El canal interoceánico en Nicaragua es "lesivo para la soberanía e intereses" del país centroamericano, indicó un estudio basado en el marco legal del proyecto difundido hoy por la Federación Internacional de Derechos Humanos (FIDH), que recomienda que el mismo no sea ejecutado.

"El régimen jurídico de esta concesión no instala un equilibrio entre los derechos del Estado y el inversionista, ni vela por los intereses económicos y sociales de la nación, sino que resulta lesivo para la soberanía y los intereses económicos de Nicaragua", concluyó la FIDH, en un estudio realizado junto con el Centro Nicaragüense de Derechos Humanos (Cenidh).

El proyecto "va a empobrecer el conjunto de la población", dice el informe, que recomienda olvidar su ejecución del mismo.

El estudio está basado en una ley aprobada en 2013, a través de la cual el Gobierno que preside el sandinista Daniel Ortega otorgó la concesión de construcción y administración exclusiva de un canal interoceánico a la empresa china HKND Group, por un período de 50 años, más otros 50 prorrogables.

La falta de licitación del proyecto y de transparencia en la ejecución, así como la carencia del respeto por los bienes comunes, atentan contra el desarrollo sostenible y los derechos humanos, según el informe.

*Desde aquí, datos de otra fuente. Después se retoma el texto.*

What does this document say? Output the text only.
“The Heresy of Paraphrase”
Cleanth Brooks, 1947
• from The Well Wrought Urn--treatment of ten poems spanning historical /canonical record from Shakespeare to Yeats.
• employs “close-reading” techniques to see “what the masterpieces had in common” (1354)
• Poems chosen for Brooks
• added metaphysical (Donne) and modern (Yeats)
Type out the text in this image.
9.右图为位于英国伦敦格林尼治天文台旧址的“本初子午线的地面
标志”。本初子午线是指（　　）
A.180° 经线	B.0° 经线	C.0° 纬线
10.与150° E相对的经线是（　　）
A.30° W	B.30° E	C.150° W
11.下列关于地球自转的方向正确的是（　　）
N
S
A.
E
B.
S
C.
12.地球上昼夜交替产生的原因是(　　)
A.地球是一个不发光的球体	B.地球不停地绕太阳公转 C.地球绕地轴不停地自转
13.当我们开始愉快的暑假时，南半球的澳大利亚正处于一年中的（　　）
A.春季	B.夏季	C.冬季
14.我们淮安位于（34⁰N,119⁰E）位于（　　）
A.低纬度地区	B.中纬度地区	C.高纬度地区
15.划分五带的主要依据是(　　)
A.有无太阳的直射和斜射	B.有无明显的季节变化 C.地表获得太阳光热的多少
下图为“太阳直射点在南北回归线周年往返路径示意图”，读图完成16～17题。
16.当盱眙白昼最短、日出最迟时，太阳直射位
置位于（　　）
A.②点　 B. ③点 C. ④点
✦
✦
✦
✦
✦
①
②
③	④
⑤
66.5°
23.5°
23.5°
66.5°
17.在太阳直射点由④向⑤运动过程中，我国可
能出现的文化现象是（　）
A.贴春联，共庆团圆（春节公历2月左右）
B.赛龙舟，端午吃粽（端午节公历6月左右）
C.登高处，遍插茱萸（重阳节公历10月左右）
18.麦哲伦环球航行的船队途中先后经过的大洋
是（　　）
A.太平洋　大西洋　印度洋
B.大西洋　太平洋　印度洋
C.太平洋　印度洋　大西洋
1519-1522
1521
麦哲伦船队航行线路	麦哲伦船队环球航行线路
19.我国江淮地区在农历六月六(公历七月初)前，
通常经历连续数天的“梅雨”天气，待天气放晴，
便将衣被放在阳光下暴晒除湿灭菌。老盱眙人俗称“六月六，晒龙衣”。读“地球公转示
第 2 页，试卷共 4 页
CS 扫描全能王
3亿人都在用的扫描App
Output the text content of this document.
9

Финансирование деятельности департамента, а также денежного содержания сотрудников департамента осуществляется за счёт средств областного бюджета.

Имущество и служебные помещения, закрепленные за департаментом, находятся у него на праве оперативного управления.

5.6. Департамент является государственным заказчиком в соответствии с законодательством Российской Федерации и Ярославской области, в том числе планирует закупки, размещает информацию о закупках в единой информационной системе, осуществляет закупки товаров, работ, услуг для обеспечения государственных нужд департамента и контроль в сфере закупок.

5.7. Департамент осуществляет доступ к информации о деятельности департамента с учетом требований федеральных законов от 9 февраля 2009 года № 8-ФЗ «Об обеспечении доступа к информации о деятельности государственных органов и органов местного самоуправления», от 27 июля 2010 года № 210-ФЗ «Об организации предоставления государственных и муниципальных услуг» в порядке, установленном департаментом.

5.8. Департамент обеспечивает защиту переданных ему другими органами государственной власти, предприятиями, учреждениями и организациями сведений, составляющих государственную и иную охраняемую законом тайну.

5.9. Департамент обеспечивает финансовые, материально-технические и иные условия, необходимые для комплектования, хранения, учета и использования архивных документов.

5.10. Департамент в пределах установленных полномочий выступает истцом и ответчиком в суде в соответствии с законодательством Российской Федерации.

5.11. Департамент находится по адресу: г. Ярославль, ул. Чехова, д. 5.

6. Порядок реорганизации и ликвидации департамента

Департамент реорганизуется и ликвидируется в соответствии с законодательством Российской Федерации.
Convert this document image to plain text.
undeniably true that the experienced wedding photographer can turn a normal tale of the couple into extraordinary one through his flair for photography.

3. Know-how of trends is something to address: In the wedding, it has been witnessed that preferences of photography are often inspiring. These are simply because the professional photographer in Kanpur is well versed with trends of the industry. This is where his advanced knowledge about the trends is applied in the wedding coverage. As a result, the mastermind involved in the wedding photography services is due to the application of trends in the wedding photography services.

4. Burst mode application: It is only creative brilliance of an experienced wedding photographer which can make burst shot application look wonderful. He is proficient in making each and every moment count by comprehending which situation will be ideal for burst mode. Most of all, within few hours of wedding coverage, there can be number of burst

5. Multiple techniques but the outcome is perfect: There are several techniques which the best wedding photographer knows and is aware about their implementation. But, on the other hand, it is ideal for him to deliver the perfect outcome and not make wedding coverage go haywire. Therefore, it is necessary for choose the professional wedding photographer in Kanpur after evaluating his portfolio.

Los organismos también criticaron que exista "una militarización de las zonas donde pasaría el canal", y "la criminalización de los líderes campesinos" que se oponen a la construcción.

El proyecto del canal, con una inversión de 50.000 millones de dólares, consiste en una vía húmeda de 276 kilómetros de longitud y de 230 a 280 metros de ancho, e incluye dos puertos, un aeropuerto, dos lagos artificiales, dos esclusas, un área de libre comercio y complejos turísticos, entre otros.

El canal, cuya construcción creará unos 50.000 empleos, entraría en operación, según los cálculos de la compañía, cinco años después del inicio de las obras más importantes, es decir, la excavación del canal y la construcción de la esclusa oeste, prevista para comenzar a finales de 2016.

Para las organizaciones de derechos humanos, la llamada obra más grande jamás construida por la humanidad dejará pocos beneficios a Nicaragua, gracias la ley que lo regula.

El estudio resalta que Nicaragua recibirá 10 millones de dólares anuales durante 10 años de parte de la concesionaria, es decir, que el canal aportará al país durante una década la misma cantidad de dinero que producen las remesas familiares en un mes.

A cambio, el Gobierno nicaragüense otorgó a HKND concesiones en el reservorio de agua dulce más grande de Centroamérica, el Gran Lago de Nicaragua, que abastece a unas 800.000 personas en la actualidad y donde unas 40 especies de peces corren peligro, según el informe.

Asimismo señala que entre 30.000 y 120.000 personas serán desplazadas, especialmente indígenas y afrodescendientes.

"Este proyecto no sólo va a vulnerar los derechos de estos grupos de población, sino que va a empobrecer el conjunto de la población", concluye el informe, que además recomienda olvidar su ejecución.

El estudio fue realizado por el Cenidh, la organización de vigilancia de los derechos humanos más prestigiosa de Nicaragua, en conjunto con la FIDH, con sede en París, y que tiene representación en 180 países.

El canal interoceánico es hasta ahora el proyecto más controvertido de la Administración Ortega.